Simone Brown, Scottsdale, Arizona

Being in Iran I think Ahmadinejad won the election freely the people (poor uneducated) truly did vote for him but the choice in Iran is not between democratic candidates it is between the evil and the horrible. Iran chose the horrible.
Reza, Isfahan, Iran

He is, in fact, no different than any other person seeking a political position, they all have something in their background that they choose to hide. Only time will tell us what type of leader this man will be.
Lissa, Vienna, USA

I didn't vote in the recent elections because elections in Iran are almost never real. I only ever took part in two elections, one was the vote for an Islamic republic and I have never forgiven myself for voting yes. Nobody had told us about mullahs and what type of human beings they are.
Mehdi, London, UK

I am not the guy who loves Iran's extremism or USA's ridiculous policies. But i respect the choice of the people. Ahmadinejad is the Iran's elected president, like Bush in the US (while some people hate it). We should respect the choice of people and welcome them.
G.M.Hasan, OK, USA

If Mr Simpson, or anyone else, has actual credible evidence that Dr Ahmadinejad was one of the hostage-takers, then let them show it, for the sake of historical record, not political vengeance or crass financial gain, as in the case of the former hostages and their lawyers.
Mojtaba Aghamohammadi (Moji Agha), Tucson, Arizona, U.S.A.

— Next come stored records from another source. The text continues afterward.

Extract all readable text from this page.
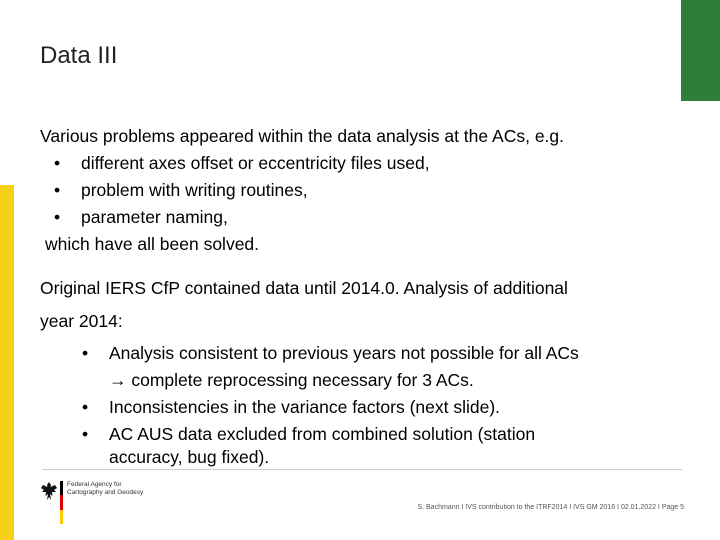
Data III
Various problems appeared within the data analysis at the ACs, e.g.
•	different axes offset or eccentricity files used,
•	problem with writing routines,
•	parameter naming,
which have all been solved.
Original IERS CfP contained data until 2014.0. Analysis of additional
year 2014:
•	Analysis consistent to previous years not possible for all ACs
→ complete reprocessing necessary for 3 ACs.
•	Inconsistencies in the variance factors (next slide).
•	AC AUS data excluded from combined solution (station
accuracy, bug fixed).
Federal Agency for
Cartography and Geodesy
S. Bachmann I IVS contribution to the ITRF2014 I IVS GM 2016 I 02.01.2022 I Page 5
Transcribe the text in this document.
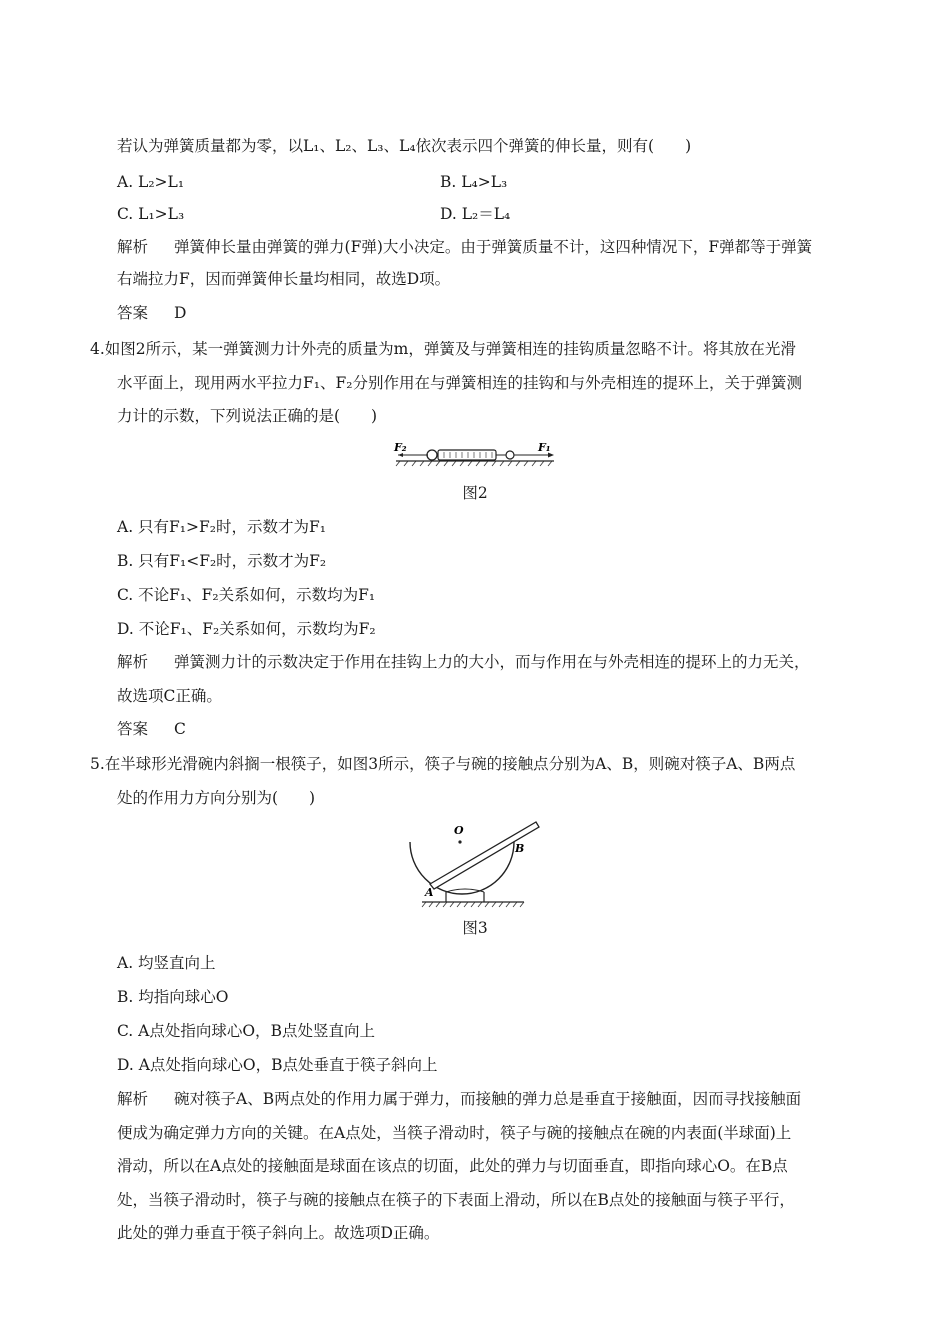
若认为弹簧质量都为零，以L₁、L₂、L₃、L₄依次表示四个弹簧的伸长量，则有(　　)
A. L₂>L₁	B. L₄>L₃
C. L₁>L₃	D. L₂＝L₄
解析 弹簧伸长量由弹簧的弹力(F弹)大小决定。由于弹簧质量不计，这四种情况下，F弹都等于弹簧
右端拉力F，因而弹簧伸长量均相同，故选D项。
答案 D
4.如图2所示，某一弹簧测力计外壳的质量为m，弹簧及与弹簧相连的挂钩质量忽略不计。将其放在光滑
水平面上，现用两水平拉力F₁、F₂分别作用在与弹簧相连的挂钩和与外壳相连的提环上，关于弹簧测
力计的示数，下列说法正确的是(　　)
F₂	F₁
图2
A. 只有F₁>F₂时，示数才为F₁
B. 只有F₁<F₂时，示数才为F₂
C. 不论F₁、F₂关系如何，示数均为F₁
D. 不论F₁、F₂关系如何，示数均为F₂
解析 弹簧测力计的示数决定于作用在挂钩上力的大小，而与作用在与外壳相连的提环上的力无关，
故选项C正确。
答案 C
5.在半球形光滑碗内斜搁一根筷子，如图3所示，筷子与碗的接触点分别为A、B，则碗对筷子A、B两点
处的作用力方向分别为(　　)
O
A
B
图3
A. 均竖直向上
B. 均指向球心O
C. A点处指向球心O，B点处竖直向上
D. A点处指向球心O，B点处垂直于筷子斜向上
解析 碗对筷子A、B两点处的作用力属于弹力，而接触的弹力总是垂直于接触面，因而寻找接触面
便成为确定弹力方向的关键。在A点处，当筷子滑动时，筷子与碗的接触点在碗的内表面(半球面)上
滑动，所以在A点处的接触面是球面在该点的切面，此处的弹力与切面垂直，即指向球心O。在B点
处，当筷子滑动时，筷子与碗的接触点在筷子的下表面上滑动，所以在B点处的接触面与筷子平行，
此处的弹力垂直于筷子斜向上。故选项D正确。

Nuclear capability in the hands of irrational leaders is unacceptable, despite the intentions stated. Had Iran worked to improve its relationships with the West over the last 10 years and especially since 9/11, I would be much more accepting of their intentions. If Iran really wants peaceful nuclear capability without objection from the West, perhaps they should dismantle the terror organisations within the country, as an act of good faith.